| A Review of: The Opium Lady by Lyall BushThe best short story writers curve their art around suggestion. The
plume of smoke runs in two directions, too-back down the chimney
into the troubled house, and drifting up into the blue erasure of
the sky. Length can vex the balance: longer tales gravitate to the
moral density of the novel, whose scale demands more than than wispy
suggestion; shorter stories shrink into anecdote or haiku, only
rarely finding the controlled angina of a Beatles song. (I'm thinking
of "Eleanor Rigby".) The great writers of the short story,
from Poe to Chekhov to Joyce and Borges, thread character, scene,
scenario and desire onto a few social facts and fabricate work with
the lustre of a blueprint: imaginative fruition that still points
to a world elsewhere. Joyce's stories of decision and delusion in
Dublin imagine an Ireland with a dire, dying glow. Edgar Allen Poe's
tales of the uncanny and of furious detection show us how the Old
World's ghosts are re-purposed in the gloaming forests of the New.
Writers who don't account for this thistledown tend to tell stories
without much valence, as people in English departments used to say
in the '80s. Jonathan Bennet's and Joanne Soper-Cook's new collections
of stories, different as they are from one another, share this echo
problem. Both are able writers, but neither gathers together a
narrative with any of the ambition of, say, Chekhov's "The
Lady with the Dog", which begins as a story of self-absorbed
travellers having an affair and only gradually takes on nuance and
movement, to the point that the fear that Chekhov captures on the
last page is exquisite. A few scattered sentences about the sea,
about steam blowing out of a Moscow dining club, convey the wrenching
feeling of ice and despair inside a life-changing decision. These
moments, and a certain drifting movement, are the story's genius.
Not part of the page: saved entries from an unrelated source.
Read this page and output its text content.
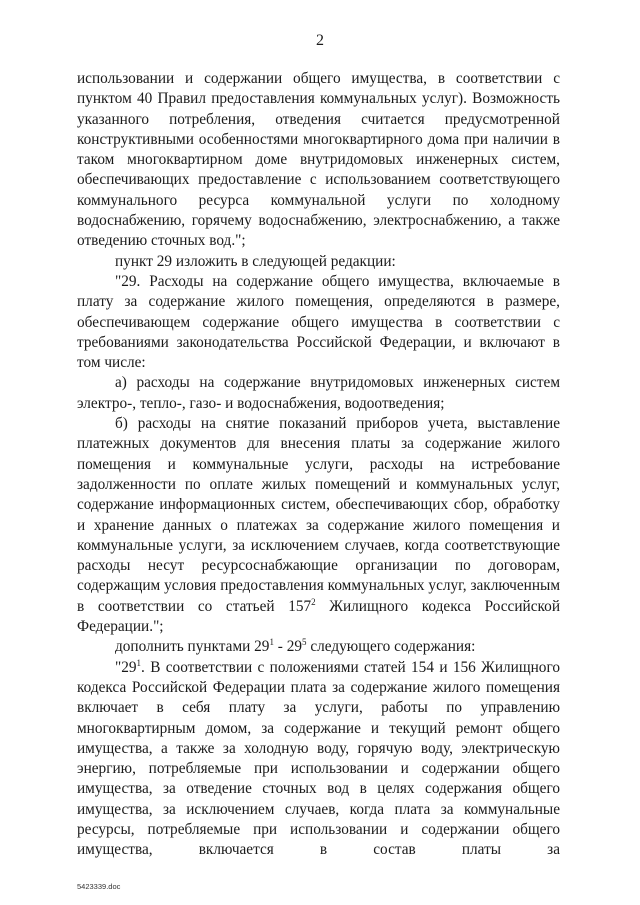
2

использовании и содержании общего имущества, в соответствии с пунктом 40 Правил предоставления коммунальных услуг). Возможность указанного потребления, отведения считается предусмотренной конструктивными особенностями многоквартирного дома при наличии в таком многоквартирном доме внутридомовых инженерных систем, обеспечивающих предоставление с использованием соответствующего коммунального ресурса коммунальной услуги по холодному водоснабжению, горячему водоснабжению, электроснабжению, а также отведению сточных вод.";

пункт 29 изложить в следующей редакции:

"29. Расходы на содержание общего имущества, включаемые в плату за содержание жилого помещения, определяются в размере, обеспечивающем содержание общего имущества в соответствии с требованиями законодательства Российской Федерации, и включают в том числе:

а) расходы на содержание внутридомовых инженерных систем электро-, тепло-, газо- и водоснабжения, водоотведения;

б) расходы на снятие показаний приборов учета, выставление платежных документов для внесения платы за содержание жилого помещения и коммунальные услуги, расходы на истребование задолженности по оплате жилых помещений и коммунальных услуг, содержание информационных систем, обеспечивающих сбор, обработку и хранение данных о платежах за содержание жилого помещения и коммунальные услуги, за исключением случаев, когда соответствующие расходы несут ресурсоснабжающие организации по договорам, содержащим условия предоставления коммунальных услуг, заключенным в соответствии со статьей $157^2$ Жилищного кодекса Российской Федерации.";

дополнить пунктами $29^1 - 29^5$ следующего содержания:

"$29^1$. В соответствии с положениями статей 154 и 156 Жилищного кодекса Российской Федерации плата за содержание жилого помещения включает в себя плату за услуги, работы по управлению многоквартирным домом, за содержание и текущий ремонт общего имущества, а также за холодную воду, горячую воду, электрическую энергию, потребляемые при использовании и содержании общего имущества, за отведение сточных вод в целях содержания общего имущества, за исключением случаев, когда плата за коммунальные ресурсы, потребляемые при использовании и содержании общего имущества, включается в состав платы за

5423339.doc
In Joanne Soper-Cook's new collection of stories we see a fair
number of virtuoso turns, the main one being her use of old snapshots
to set each story on its trajectory. In an author's note in the
back she thanks friends in Boston and family members in Canada for
sending snapshots her way. We know, then, if we doubted our eyes,
that the photos at the top of each story are found artifacts, some
the strange existential glimmer-images you come across in flea
markets or under the lids of piano benches in your own house-the
frozen gaze of dolls in the images, the natural effluvia of the
20th century's predilection for making objects of everything,
including experience. A few minutes' stop on the highway, an hour
on the beach shuttles over the years into pictures that seem marbled,
picked.
I like that each story evolves in some organic way from the photographs
that have been reproduced, jauntily askew, near the titles. Each
narrator in turn thinks through the pictures, imagining conflicts
and conversations just outside the frame. Then following one or two
slower, essay-like paragraphs about the faces and bodies we are
suddenly greeted with lives twitching, abloom, moving backwards in
time from the picture.
Much of the work feels both impressive and thin. The stories have
a parlor trick quality about them because of the pictures, which I
think generate a writerly problem: they say both much more, and
much less, than words do. Beyond that, they are solid souvenirs in
a way that words aren't, and indeed the two media push and pull on
each other far more than Soper-Cook's village-historian narrators
allow. Glance at the photographs as you read and you might wonder,
as I did, why the narrators chose to talk about characters when the
photographs so often also took in the crackling, random world: a
strange floating past of unmown grass, overcast sky, a queer slant
of sun. Halfway through the collection, when the narrative routine
was established and promised not to break, I found myself longing
for something less attached than these stories-less bounded to the
people who are, after all, despite being forgotten or discarded,
part of some historical record still. There are other
Wittgensteinian/ontological questions the narrators leave out, but
which form our ultimate fascination with old photographs: who are
these people, beyond the things that happened to them in their
lives? What happened to them in their random, stray thoughts? Where
are their thoughts now? Photographs are about the fact that is not
there and the fact that is, to steal a line from Wallace Stevens,
and the mystery is rarely solvable or narratable.
The stories that stand out-"The San", the end of
"Definitely Somewhere", "Bessie"-work because
they don't smother their characters in detail but instead let
weather, mood, the strange music of hot days set the tone. At the
end of "Bessie", which begins with the photo of a child
from the 1940s and follows her as she copes with her mother's polio
and some intrusive images of dirty water, decomposing leaves, septic
tanks, the narrator lingers on her own snapshot of the child, who
has been wishing for a clean world: Her mother is pinning laundry
on the line, a clean swath of white against the warm September sky.
Her father is in his weekend clothes, on his hands and knees on the
ground with a shovel, joking and laughing with Bessie's mother. A
small part of Bessie wonders what they have to smile about, but
this part of her is forced away by the rest, which insists upon
this scene of normalcy. And indeed, when her parents move to greet
her it really is the same as always. She has succeeded in mastering
an elusive magic. She knows how to elude the probing of her conscience.
She has learned how to fool herself.
The abject images of the story up to now crowd these sentences, but
the sheer skill of the concluding lines-holding this vision in,
keeping the dirty world out-can leave you smiling at the art.